GSH-Schüler erfreuen in der Universitätsgesellschaft Hamburg!

Am 07. September bekam die Universitätsgesellschaft Hamburg ungewöhnlichen Besuch von unserem Sek II Profil Ökosystemforschung zu einem Vortrag des Physikers und Klimaökonomen Prof. Hermann Held, Thema: „Ist das Klimaproblem lösbar? Die Vermeidung des Klimawandels“.

Die Universitätsgesellschaft Hamburg ist ein traditionsreicher Verein, der als Bindeglied zwischen Universität und Öffentlichkeit den Dialog und das Zusammenwirken zwischen Wissenschaft, Wirtschaft, Zivilgesellschaft und Bürgerinnen und Bürgern in Hamburg fördert.
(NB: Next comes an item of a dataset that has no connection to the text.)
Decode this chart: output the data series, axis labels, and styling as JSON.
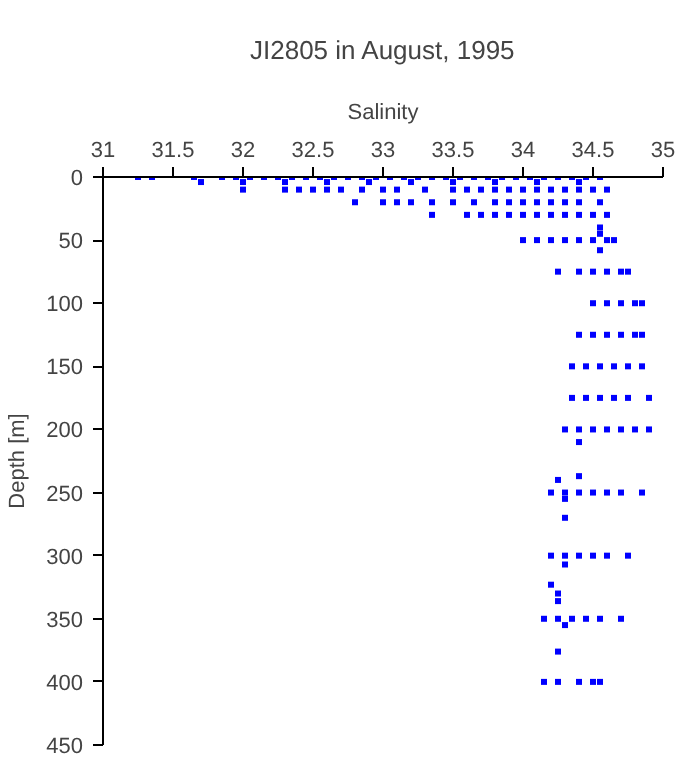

Mehrfach im Jahr werden die Vereinsmitglieder und ein interessiertes, überwiegend akademisches Publikum zu Vorträgen renommierter Referenten eingeladen.

Das Vortragsthema zu strategischen Lösungen des Klimaproblems passte bestens für unsere curriculare Arbeit im Profil, in Vorbereitung einer Klimakonferenzsimulation mit Studenten, die von Prof. Held betreut werden. Aber wie würde die Geschäftsleitung der Universitätsgesellschaft reagieren, wenn eine Schulklasse um Teilnahme am abendlichen Vortrag bittet? Eine vorsichtige Anfrage erzeugte erwartungsgemäß Überraschung – und eine unserem besonderen Anliegen entgegenkommende, herzliche Einladung!
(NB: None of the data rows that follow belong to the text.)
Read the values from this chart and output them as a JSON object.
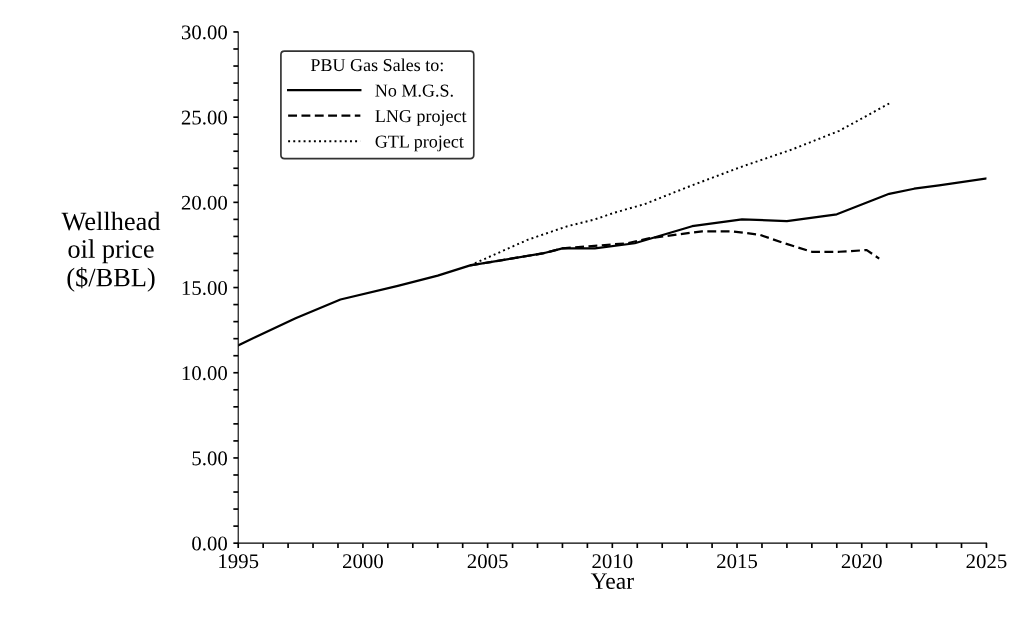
{
  "chart_data": {
    "type": "line",
    "xlabel": "Year",
    "ylabel": "Wellhead\noil price\n($/BBL)",
    "legend_title": "PBU Gas Sales to:",
    "legend": "top left",
    "grid": false,
    "marker": "none",
    "xlim": [
      1995,
      2025
    ],
    "xticks": [
      1995,
      {
        "value": 1996,
        "label": null
      },
      {
        "value": 1997,
        "label": null
      },
      {
        "value": 1998,
        "label": null
      },
      {
        "value": 1999,
        "label": null
      },
      2000,
      {
        "value": 2001,
        "label": null
      },
      {
        "value": 2002,
        "label": null
      },
      {
        "value": 2003,
        "label": null
      },
      {
        "value": 2004,
        "label": null
      },
      2005,
      {
        "value": 2006,
        "label": null
      },
      {
        "value": 2007,
        "label": null
      },
      {
        "value": 2008,
        "label": null
      },
      {
        "value": 2009,
        "label": null
      },
      2010,
      {
        "value": 2011,
        "label": null
      },
      {
        "value": 2012,
        "label": null
      },
      {
        "value": 2013,
        "label": null
      },
      {
        "value": 2014,
        "label": null
      },
      2015,
      {
        "value": 2016,
        "label": null
      },
      {
        "value": 2017,
        "label": null
      },
      {
        "value": 2018,
        "label": null
      },
      {
        "value": 2019,
        "label": null
      },
      2020,
      {
        "value": 2021,
        "label": null
      },
      {
        "value": 2022,
        "label": null
      },
      {
        "value": 2023,
        "label": null
      },
      {
        "value": 2024,
        "label": null
      },
      2025
    ],
    "ylim": [
      0,
      30
    ],
    "yticks": [
      {
        "value": 0,
        "label": "0.00"
      },
      {
        "value": 1,
        "label": null
      },
      {
        "value": 2,
        "label": null
      },
      {
        "value": 3,
        "label": null
      },
      {
        "value": 4,
        "label": null
      },
      {
        "value": 5,
        "label": "5.00"
      },
      {
        "value": 6,
        "label": null
      },
      {
        "value": 7,
        "label": null
      },
      {
        "value": 8,
        "label": null
      },
      {
        "value": 9,
        "label": null
      },
      {
        "value": 10,
        "label": "10.00"
      },
      {
        "value": 11,
        "label": null
      },
      {
        "value": 12,
        "label": null
      },
      {
        "value": 13,
        "label": null
      },
      {
        "value": 14,
        "label": null
      },
      {
        "value": 15,
        "label": "15.00"
      },
      {
        "value": 16,
        "label": null
      },
      {
        "value": 17,
        "label": null
      },
      {
        "value": 18,
        "label": null
      },
      {
        "value": 19,
        "label": null
      },
      {
        "value": 20,
        "label": "20.00"
      },
      {
        "value": 21,
        "label": null
      },
      {
        "value": 22,
        "label": null
      },
      {
        "value": 23,
        "label": null
      },
      {
        "value": 24,
        "label": null
      },
      {
        "value": 25,
        "label": "25.00"
      },
      {
        "value": 26,
        "label": null
      },
      {
        "value": 27,
        "label": null
      },
      {
        "value": 28,
        "label": null
      },
      {
        "value": 29,
        "label": null
      },
      {
        "value": 30,
        "label": "30.00"
      }
    ],
    "series": [
      {
        "name": "No M.G.S.",
        "color": "#000000",
        "line_style": "solid",
        "x": [
          1995,
          1995.7,
          1997.3,
          1999.1,
          2001.4,
          2003,
          2004.3,
          2007.2,
          2008,
          2009.3,
          2010.9,
          2013.2,
          2015.2,
          2017,
          2019,
          2021.1,
          2022.1,
          2023.1,
          2025
        ],
        "values": [
          11.6,
          12.1,
          13.2,
          14.3,
          15.1,
          15.7,
          16.3,
          17.0,
          17.3,
          17.3,
          17.6,
          18.6,
          19.0,
          18.9,
          19.3,
          20.5,
          20.8,
          21.0,
          21.4
        ]
      },
      {
        "name": "LNG project",
        "color": "#000000",
        "line_style": "dashed",
        "x": [
          2004.3,
          2007.2,
          2008,
          2010.6,
          2011.5,
          2013.6,
          2014.8,
          2015.9,
          2016.9,
          2018,
          2019.1,
          2020.2,
          2020.7
        ],
        "values": [
          16.3,
          17.0,
          17.3,
          17.6,
          17.9,
          18.3,
          18.3,
          18.1,
          17.6,
          17.1,
          17.1,
          17.2,
          16.7
        ]
      },
      {
        "name": "GTL project",
        "color": "#000000",
        "line_style": "dotted",
        "x": [
          2004.3,
          2006.6,
          2008.2,
          2009.3,
          2010.1,
          2011.3,
          2013.2,
          2015.2,
          2017.2,
          2019.1,
          2021.1
        ],
        "values": [
          16.3,
          17.8,
          18.6,
          19.0,
          19.4,
          19.9,
          21.0,
          22.1,
          23.1,
          24.2,
          25.8
        ]
      }
    ]
  }
}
Während sich einige von uns unmittelbar aus dem Sportunterricht nach der 10. Stunde noch leicht verschwitzt zur U-Bahn aufmachen mussten, hatten andere noch Zeit, sich dem Anlass entsprechend neu zu kleiden. Entsprechend lustig unterschiedlich zusammengesetzt wirkte unsere Gruppe als sie pünktlich zum Vortragsbeginn im Uni-Hauptgebäude an der Edmund-Siemers-Allee eintraf.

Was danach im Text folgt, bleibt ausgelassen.